When you are establishing a foundation for a building, you need to address the condition of the ground and provide the right equipment. Therefore, it is essential to work with a company that offers contractor services that include piling foundations, underpinning, and mini piling in its service listing.
Common Piling Techniques
Common piling techniques can include mini piling using auger boring and driven piles, continuous flight auger (CFA) piling, screw piles, Grundomat driven piles, and continuous piled retaining walls.
Rigs for mini piling are a logical solution for piling works that are located at smaller sites where the access is normally limited. You can use mini piling for a broad range of constructions, including residential extensions, building plots that are detached, conservatory foundations, or at environmental sites.
Mini augured piles are available for installation in the common diameters of 150mm, 200mm, and 300mm. Steel cased bottom driven mini displacements measure 75mm, 100mm, 150mm, 168mm, 193mm, 220mm, 273mm, and 323mm. Mini piling methods come with complete anti-heave precautions, if necessary.
The CFA piling or continuous flight auger piles are a viable solution for any piling works that take place on bigger open sites or sites where the ground is considered unstable. Using this technique makes it possible for the auger to remain in a pile bore to the last depth. The auger is then removed gradually and concrete is directed through the auger’s hollow stem and into the pile.
This method of piling is quieter and is appropriate for creating piles in a variety of ground conditions, thereby making the method helpful for sites that are rendered as noise-sensitive locations. CFA piles come in such diameters as 300mm, 3350mm, 400mm, 450mm, 500mm, and 600mm. The method comes with complete anti-heave precautions, if necessary.
Screw piling, made of steel, is a feasible solution for underpinnings and foundations that cannot make use of a piling rig. Screw piles can be added in situations where there is restricted access. Usually, a two-man crew is used or a mini excavator with an arm. Up to twenty-five screw piles can be installed in a day, which also reduces the costs of labour substantially, especially when compared to the use of conventional piling techniques.
Steel screw piles can work in both compression and tension, which makes them the preferred choice for underpinning work where they are utilised in connection with support brackets. Using screw piles creates almost no spoil, which saves by not having to spend money on muck-away expenses. The piles are offered in various sizes and lengths that feature working loads of over 400 to 500kN.
Grundomat Driven Piles
A Grundomat driven pile is used in situations where a driven pile is needed at a site where access is an issue. The piles, which are driven by a Grundomat driving hammer, offer one of the most versatile and adaptable solutions for locations that are otherwise off-bounds or restricted.

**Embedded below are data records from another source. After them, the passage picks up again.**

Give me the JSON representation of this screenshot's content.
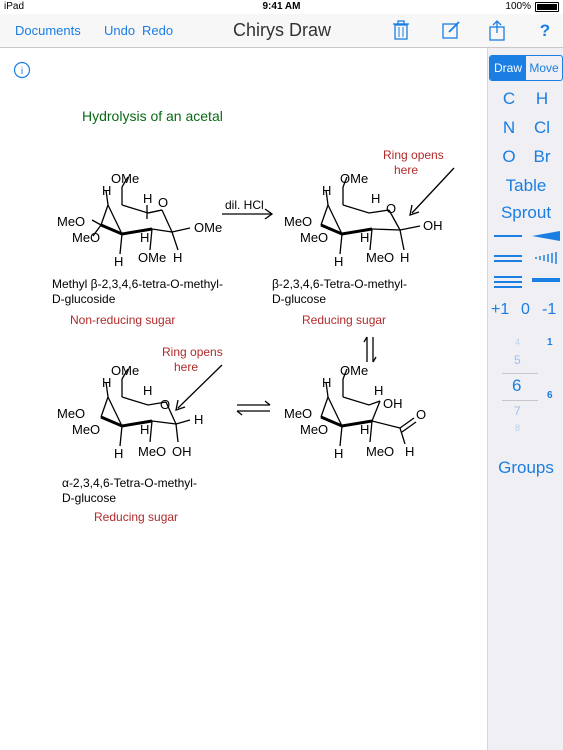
{
  "status": {
    "device": "iPad",
    "time": "9:41 AM",
    "battery": "100%"
  },
  "nav": {
    "documents": "Documents",
    "undo": "Undo",
    "redo": "Redo",
    "title": "Chirys Draw"
  },
  "canvas": {
    "title": "Hydrolysis of an acetal",
    "reagent": "dil. HCl",
    "ring_opens_1": [
      "Ring opens",
      "here"
    ],
    "ring_opens_2": [
      "Ring opens",
      "here"
    ],
    "mol1_name": [
      "Methyl β-2,3,4,6-tetra-O-methyl-",
      "D-glucoside"
    ],
    "mol1_type": "Non-reducing sugar",
    "mol2_name": [
      "β-2,3,4,6-Tetra-O-methyl-",
      "D-glucose"
    ],
    "mol2_type": "Reducing sugar",
    "mol3_name": [
      "α-2,3,4,6-Tetra-O-methyl-",
      "D-glucose"
    ],
    "mol3_type": "Reducing sugar",
    "atoms": {
      "ome": "OMe",
      "meo": "MeO",
      "h": "H",
      "o": "O",
      "oh": "OH"
    }
  },
  "sidebar": {
    "draw": "Draw",
    "move": "Move",
    "elements": [
      "C",
      "H",
      "N",
      "Cl",
      "O",
      "Br"
    ],
    "table": "Table",
    "sprout": "Sprout",
    "charges": [
      "+1",
      "0",
      "-1"
    ],
    "wheel": [
      "4",
      "5",
      "6",
      "7",
      "8"
    ],
    "wheel_left_top": "1",
    "wheel_left_mid": "6",
    "groups": "Groups"
  },
  "colors": {
    "accent": "#1a7ee3",
    "title": "#0a6a14",
    "note": "#b02a2a"
  }
}
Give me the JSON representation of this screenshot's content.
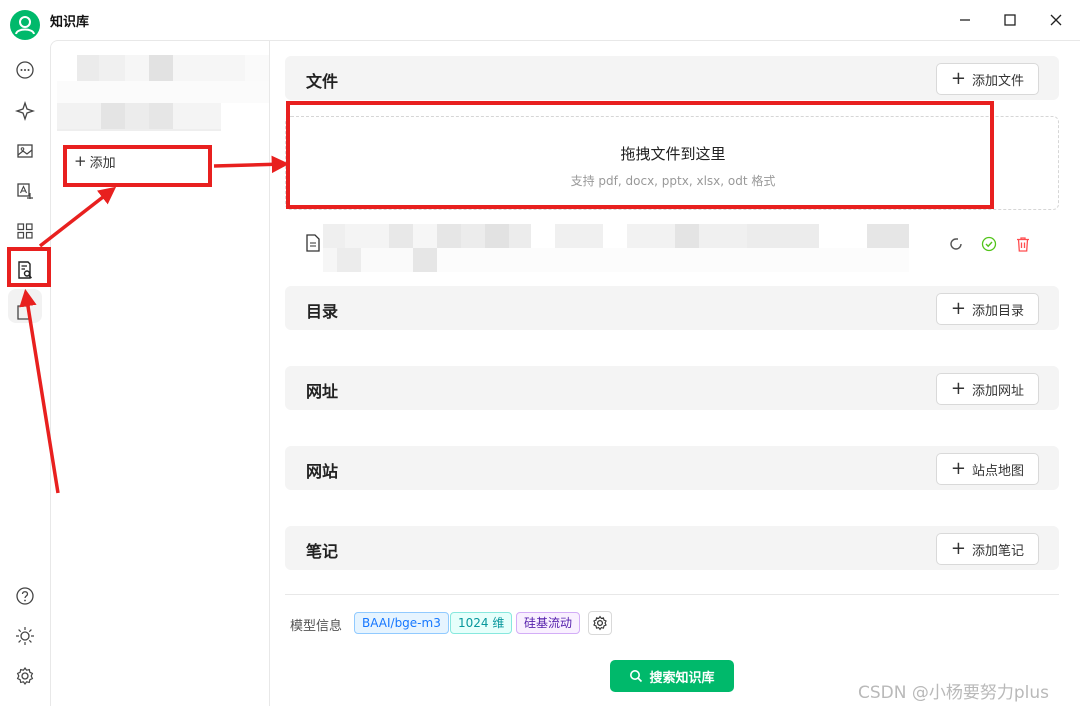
{
  "window": {
    "title": "知识库"
  },
  "sidebar": {
    "add_label": "添加"
  },
  "sections": [
    {
      "title": "文件",
      "button_label": "添加文件"
    },
    {
      "title": "目录",
      "button_label": "添加目录"
    },
    {
      "title": "网址",
      "button_label": "添加网址"
    },
    {
      "title": "网站",
      "button_label": "站点地图"
    },
    {
      "title": "笔记",
      "button_label": "添加笔记"
    }
  ],
  "dropzone": {
    "title": "拖拽文件到这里",
    "subtitle": "支持 pdf, docx, pptx, xlsx, odt 格式"
  },
  "model_info": {
    "label": "模型信息",
    "model": "BAAI/bge-m3",
    "dimensions": "1024 维",
    "provider": "硅基流动"
  },
  "search_button": {
    "label": "搜索知识库"
  },
  "watermark": "CSDN @小杨要努力plus",
  "colors": {
    "brand_green": "#00b96b",
    "annotation_red": "#e8201f",
    "check_green": "#52c41a",
    "delete_red": "#ff4d4f"
  }
}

The piles are made with the minimum of vibration—necessary when piling needs to be performed at a noise-sensitive site. These piles are recommended for conservatories and extensions located in built-up locales. Diameters are typically featured in 100mm, 150mm, and 165mm sizes. Working loads for piles can accommodate up to 130 kN.
Contiguous Piled Retaining Walls
A contiguous piled retaining wall is generally used with augured piles to create a partial retaining wall situated underground. Therefore, this type of piling is used for basement excavations or for decreasing ground levels whilst retaining other tiers. The piles are usually placed about 50mm to 100mm apart, depending on the ground’s condition. They are linked on the top with a reinforced concrete beam.
When you select a piling service, make sure the company also offers other groundwork services, such as the excavation of footings, steel fixing, concrete formwork, and drainage. Piling contractors should also offer a variety of underpinning services for ground level reduction and subsidence.
The conventional underpinning technique entails the excavation of an affected structure with individual sections removed in a hit-and-miss type of sequence. Therefore, each hole that is dug is excavated to a pre-calculated depth below a building’s foundation.
After an inspection, each dug pit is back filled with concrete. The traditional underpinning technique requires that this process is repeated until the entire area is strengthened. This type of engineering task can be very cost-efficient since it provides use of a building while the foundations are being modified.
Underpinning using screw piles and brackets offer a solution in cases where a traditional underpinning method is considered impractical, either due to excessive depths or unsuitable rigging. These underpinnings can be installed with a mini excavator arm or by hand with a two-man crew.
Just as in screw piling, it is possible to install as many as twenty-five screw piles per day to reduce the costs of labour. Again, screw piles create almost no spoil, and muck-away costs are minimal. The piles work with compression and tension and are helpful when used in connection with a support bracket.
Pile and Beam Underpinnings
A pile and beam underpinning is often utilised when a traditional underpinning system is deemed uneconomical or an entire property has been affected and urgently needs repairs. In this type of work, all the existing floors of a building are pulled up and a pit is dug while mini-piles are constructed. Pockets of brickwork are removed, and the reinforcement is made per an engineer’s specific directions. In the final stages, the site is inspected and then concreted. This technique is ideal for the laying down deeper foundations over, in some instances, tree roots or a drain network.
Cantilever Pile and Beam Underpinnings
A cantilever pile and beam underpinning is similar to pile and beam underpinning. However, the piles are used in tension and compression, and the work is carried out from outside a property, thereby saving the customer substantial expenses in the removal of fixtures and inside floors. This method is often used with screw and conventional piles in connection with Helibeam masonry reinforcement.
Piled Raft Underpinnings
A piled raft underpinning is facilitated when a whole property’s foundation has been affected. All the existing floors are taken out and mini-piles are built. Pockets of brickwork are extracted and the reinforcement is made per an engineer’s recommendation. The building is inspected and concreted in the final stage.